Since you’re at an impasse, your daughter needs to plan for the worst. Under no circumstances should she choose a college and then hope her dad has a change of heart in the next two years. She should make college plans assuming your family’s income will drop significantly around the halfway mark.
What isn’t an option — and this is important because misinformation abounds on this topic — is for your daughter to secure more financial aid by establishing herself as an independent student. Independent student status is only available in limited circumstances, like if you’re at least 24, you’re married or have children, or you were an emancipated minor.
A student won’t be considered independent just because their parents don’t claim them as a dependent on their tax returns or the student is self-supporting. So ignore anyone who tells you that there’s a simple way for you, as parents, to avoid paying for part of your daughter’s college.
The good news is that the expected family contribution (EFC) you saw after submitting the FAFSA isn’t necessarily the amount you’re expected to pay out of pocket for your daughter’s college. So try not to get sticker shock.
“This number is just an index that we use to determine if a family is eligible for Pell grants, subsidized loans and other need-based forms of financial aid,” said Joshua North, director of financial aid at Bridgewater College in Bridgewater, Virginia. “Don’t let that number influence a student’s decision whether to attend college.” (In fact, starting with the 2023-24 academic year, the Department of Education will replace the term “expected family contribution” with the more accurate “student aid index.”)
FAFSA has a two-year lookback period. So for the 2024-2025 academic year, which coincides with your husband’s planned retirement date, your daughter’s financial aid would be based on your 2022 income. Obviously, a lot can happen in two years. That’s why the Department of Education allows a process called professional judgment. Basically, school administrators can adjust FAFSA information on a case-by-case basis to reflect major life changes, like retirement or a job loss, provided that you have supporting documentation.
“Life events, such as unemployment/retirement, will be handled differently by every school,” North said. “Some schools may not even offer professional judgments, so your mileage may vary based on the school you are applying to.”

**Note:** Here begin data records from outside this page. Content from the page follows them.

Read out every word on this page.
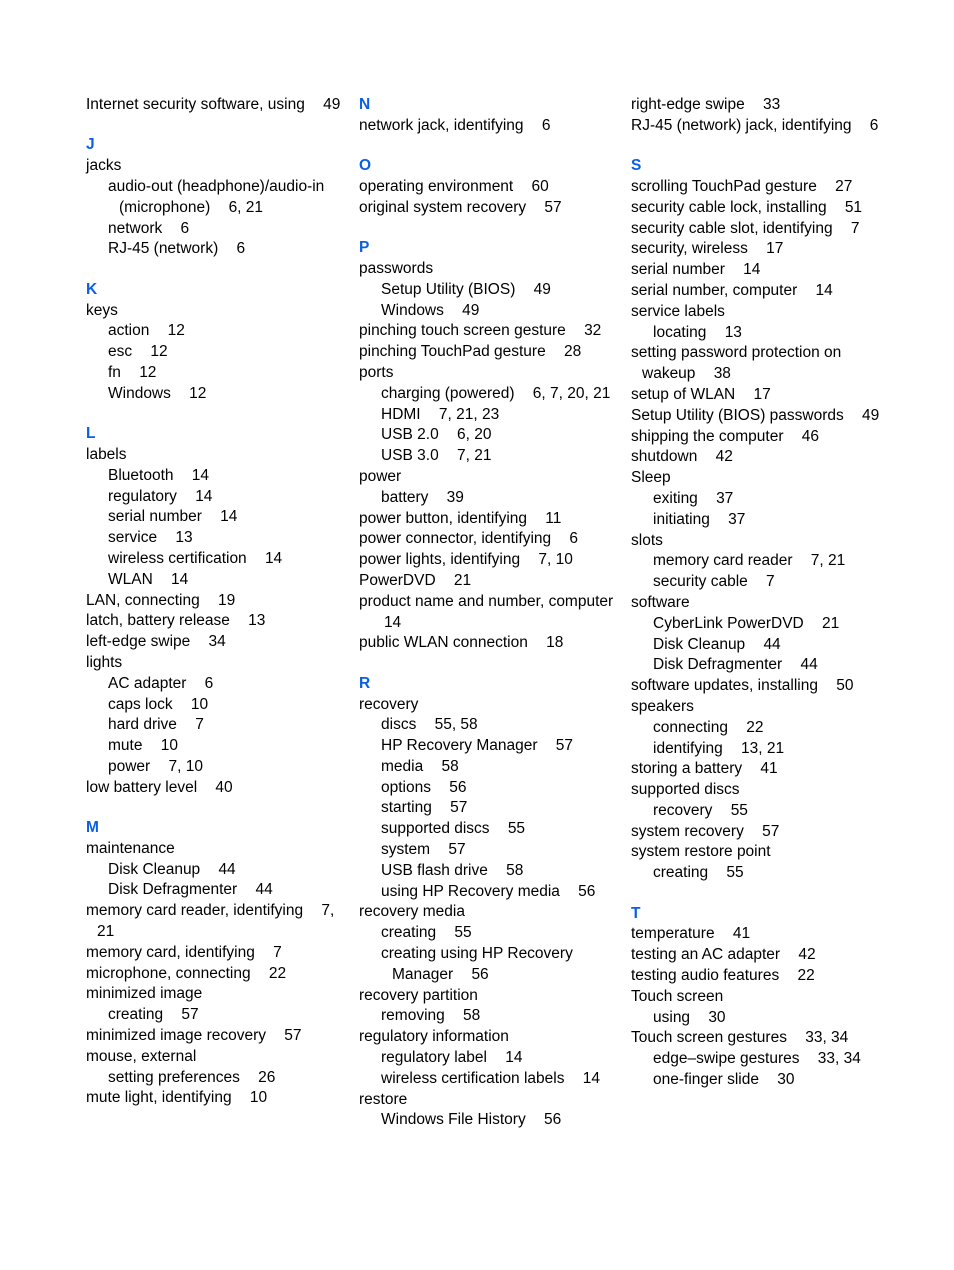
Internet security software, using 49
J
jacks
audio-out (headphone)/audio-in (microphone) 6, 21
network 6
RJ-45 (network) 6
K
keys
action 12
esc 12
fn 12
Windows 12
L
labels
Bluetooth 14
regulatory 14
serial number 14
service 13
wireless certification 14
WLAN 14
LAN, connecting 19
latch, battery release 13
left-edge swipe 34
lights
AC adapter 6
caps lock 10
hard drive 7
mute 10
power 7, 10
low battery level 40
M
maintenance
Disk Cleanup 44
Disk Defragmenter 44
memory card reader, identifying 7, 21
memory card, identifying 7
microphone, connecting 22
minimized image
creating 57
minimized image recovery 57
mouse, external
setting preferences 26
mute light, identifying 10
N
network jack, identifying 6
O
operating environment 60
original system recovery 57
P
passwords
Setup Utility (BIOS) 49
Windows 49
pinching touch screen gesture 32
pinching TouchPad gesture 28
ports
charging (powered) 6, 7, 20, 21
HDMI 7, 21, 23
USB 2.0 6, 20
USB 3.0 7, 21
power
battery 39
power button, identifying 11
power connector, identifying 6
power lights, identifying 7, 10
PowerDVD 21
product name and number, computer 14
public WLAN connection 18
R
recovery
discs 55, 58
HP Recovery Manager 57
media 58
options 56
starting 57
supported discs 55
system 57
USB flash drive 58
using HP Recovery media 56
recovery media
creating 55
creating using HP Recovery Manager 56
recovery partition
removing 58
regulatory information
regulatory label 14
wireless certification labels 14
restore
Windows File History 56
right-edge swipe 33
RJ-45 (network) jack, identifying 6
S
scrolling TouchPad gesture 27
security cable lock, installing 51
security cable slot, identifying 7
security, wireless 17
serial number 14
serial number, computer 14
service labels
locating 13
setting password protection on wakeup 38
setup of WLAN 17
Setup Utility (BIOS) passwords 49
shipping the computer 46
shutdown 42
Sleep
exiting 37
initiating 37
slots
memory card reader 7, 21
security cable 7
software
CyberLink PowerDVD 21
Disk Cleanup 44
Disk Defragmenter 44
software updates, installing 50
speakers
connecting 22
identifying 13, 21
storing a battery 41
supported discs
recovery 55
system recovery 57
system restore point
creating 55
T
temperature 41
testing an AC adapter 42
testing audio features 22
Touch screen
using 30
Touch screen gestures 33, 34
edge–swipe gestures 33, 34
one-finger slide 30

Since you know your husband plans to retire in two years, you need to contact the financial aid office of any school your daughter wants to attend before she decides on a college. And when I say “you,” I mean both you and your husband. He should be part of finding solutions here. If your daughter’s school of choice doesn’t offer professional judgments or has limited options for adjusting financial aid, she needs to look at Plan B. You also need to be clear with your daughter about what you can afford.

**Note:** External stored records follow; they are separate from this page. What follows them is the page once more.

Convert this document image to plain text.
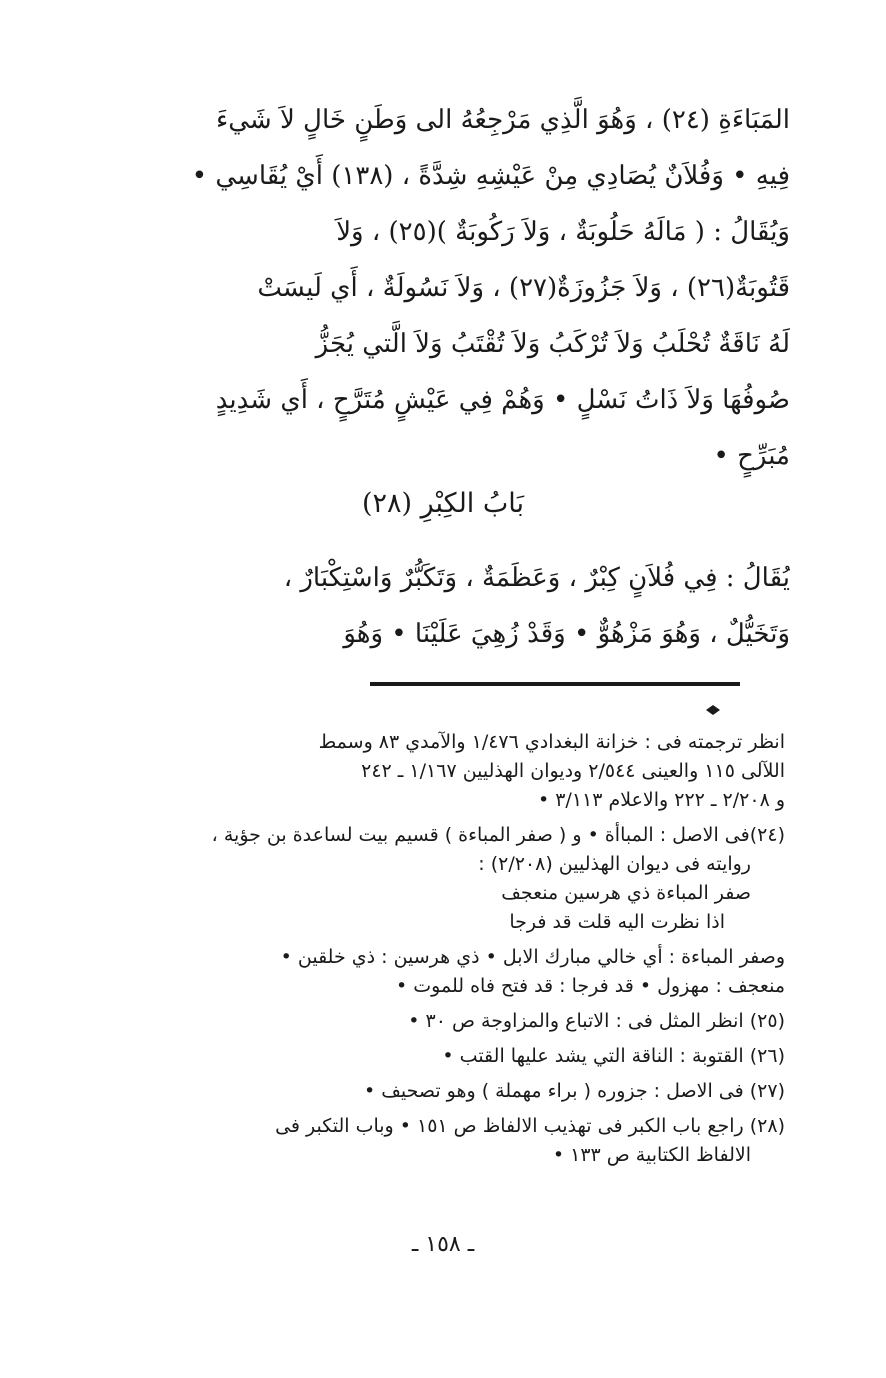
المَبَاءَةِ (٢٤) ، وَهُوَ الَّذِي مَرْجِعُهُ الى وَطَنٍ خَالٍ لاَ شَيءَ
فِيهِ • وَفُلاَنٌ يُصَادِي مِنْ عَيْشِهِ شِدَّةً ، (١٣٨) أَيْ يُقَاسِي •
وَيُقَالُ : ( مَالَهُ حَلُوبَةٌ ، وَلاَ رَكُوبَةٌ )(٢٥) ، وَلاَ
قَتُوبَةٌ(٢٦) ، وَلاَ جَزُوزَةٌ(٢٧) ، وَلاَ نَسُولَةٌ ، أَي لَيسَتْ
لَهُ نَاقَةٌ تُحْلَبُ وَلاَ تُرْكَبُ وَلاَ تُقْتَبُ وَلاَ الَّتي يُجَزُّ
صُوفُهَا وَلاَ ذَاتُ نَسْلٍ • وَهُمْ فِي عَيْشٍ مُتَرَّحٍ ، أَي شَدِيدٍ
مُبَرِّحٍ •
بَابُ الكِبْرِ (٢٨)
يُقَالُ : فِي فُلاَنٍ كِبْرٌ ، وَعَظَمَةٌ ، وَتَكَبُّرٌ وَاسْتِكْبَارٌ ،
وَتَخَيُّلٌ ، وَهُوَ مَزْهُوٌّ • وَقَدْ زُهِيَ عَلَيْنَا • وَهُوَ
انظر ترجمته فى : خزانة البغدادي ١/٤٧٦ والآمدي ٨٣ وسمط
اللآلى ١١٥ والعينى ٢/٥٤٤ وديوان الهذليين ١/١٦٧ ـ ٢٤٢
و ٢/٢٠٨ ـ ٢٢٢ والاعلام ٣/١١٣ •
(٢٤)فى الاصل : المباأة • و ( صفر المباءة ) قسيم بيت لساعدة بن جؤية ،
روايته فى ديوان الهذليين (٢/٢٠٨) :
صفر المباءة ذي هرسين منعجف
اذا نظرت اليه قلت قد فرجا
وصفر المباءة : أي خالي مبارك الابل • ذي هرسين : ذي خلقين •
منعجف : مهزول • قد فرجا : قد فتح فاه للموت •
(٢٥) انظر المثل فى : الاتباع والمزاوجة ص ٣٠ •
(٢٦) القتوبة : الناقة التي يشد عليها القتب •
(٢٧) فى الاصل : جزوره ( براء مهملة ) وهو تصحيف •
(٢٨) راجع باب الكبر فى تهذيب الالفاظ ص ١٥١ • وباب التكبر فى
الالفاظ الكتابية ص ١٣٣ •
ـ ١٥٨ ـ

Once your daughter has chosen her college, make sure you submit the FAFSA as soon as possible every year. “The FAFSA is available on Oct. 1 every year, but financial aid awarding cycles may vary from college to college,” North said. “By starting the process early, you are giving yourself plenty of time to provide documentation and resolve any issues that may arise during the financial aid process.”

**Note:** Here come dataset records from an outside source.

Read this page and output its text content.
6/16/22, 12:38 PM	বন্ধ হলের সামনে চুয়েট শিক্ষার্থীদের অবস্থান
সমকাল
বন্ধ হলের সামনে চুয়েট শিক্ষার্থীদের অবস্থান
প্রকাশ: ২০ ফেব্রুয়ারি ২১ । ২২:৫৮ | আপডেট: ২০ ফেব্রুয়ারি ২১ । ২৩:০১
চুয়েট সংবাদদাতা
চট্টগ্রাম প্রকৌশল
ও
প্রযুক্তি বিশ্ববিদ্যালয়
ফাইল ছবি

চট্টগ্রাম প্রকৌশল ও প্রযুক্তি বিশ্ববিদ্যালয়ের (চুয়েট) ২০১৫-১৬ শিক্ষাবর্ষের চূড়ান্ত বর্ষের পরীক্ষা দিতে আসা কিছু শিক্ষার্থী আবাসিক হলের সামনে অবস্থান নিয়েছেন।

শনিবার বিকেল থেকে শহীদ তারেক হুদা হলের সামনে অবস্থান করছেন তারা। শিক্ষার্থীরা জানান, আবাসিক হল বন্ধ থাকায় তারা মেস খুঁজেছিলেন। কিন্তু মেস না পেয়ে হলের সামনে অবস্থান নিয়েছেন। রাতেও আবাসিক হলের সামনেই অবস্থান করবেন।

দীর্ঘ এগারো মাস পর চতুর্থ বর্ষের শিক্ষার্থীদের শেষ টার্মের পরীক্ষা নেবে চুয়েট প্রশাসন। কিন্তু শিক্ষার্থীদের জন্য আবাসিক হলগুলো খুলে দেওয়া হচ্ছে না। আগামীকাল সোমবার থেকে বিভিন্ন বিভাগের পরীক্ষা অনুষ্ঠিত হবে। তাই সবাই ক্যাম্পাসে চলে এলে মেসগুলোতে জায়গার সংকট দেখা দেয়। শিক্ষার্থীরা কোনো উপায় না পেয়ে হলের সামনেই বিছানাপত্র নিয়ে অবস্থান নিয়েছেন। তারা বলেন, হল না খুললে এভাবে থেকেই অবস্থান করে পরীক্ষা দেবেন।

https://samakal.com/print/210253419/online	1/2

It’s also not the end of the world if your daughter has to take on some student loan debt. The general rule of thumb is that you don’t want to take out more than your expected annual starting salary. This may be quite doable, particularly if your daughter only needs loans for two years of school vs. four.
Meanwhile, since you and your husband know your income will drop when he retires, you could try living on your retirement budget for the next two years. Set aside the excess now so that you have funds to dip into for your daughter’s last two years of college. Your daughter can also contribute by working part time.
Your husband’s retirement will certainly complicate your daughter’s plans, but she should have options that won’t require her to graduate with six figures of debt.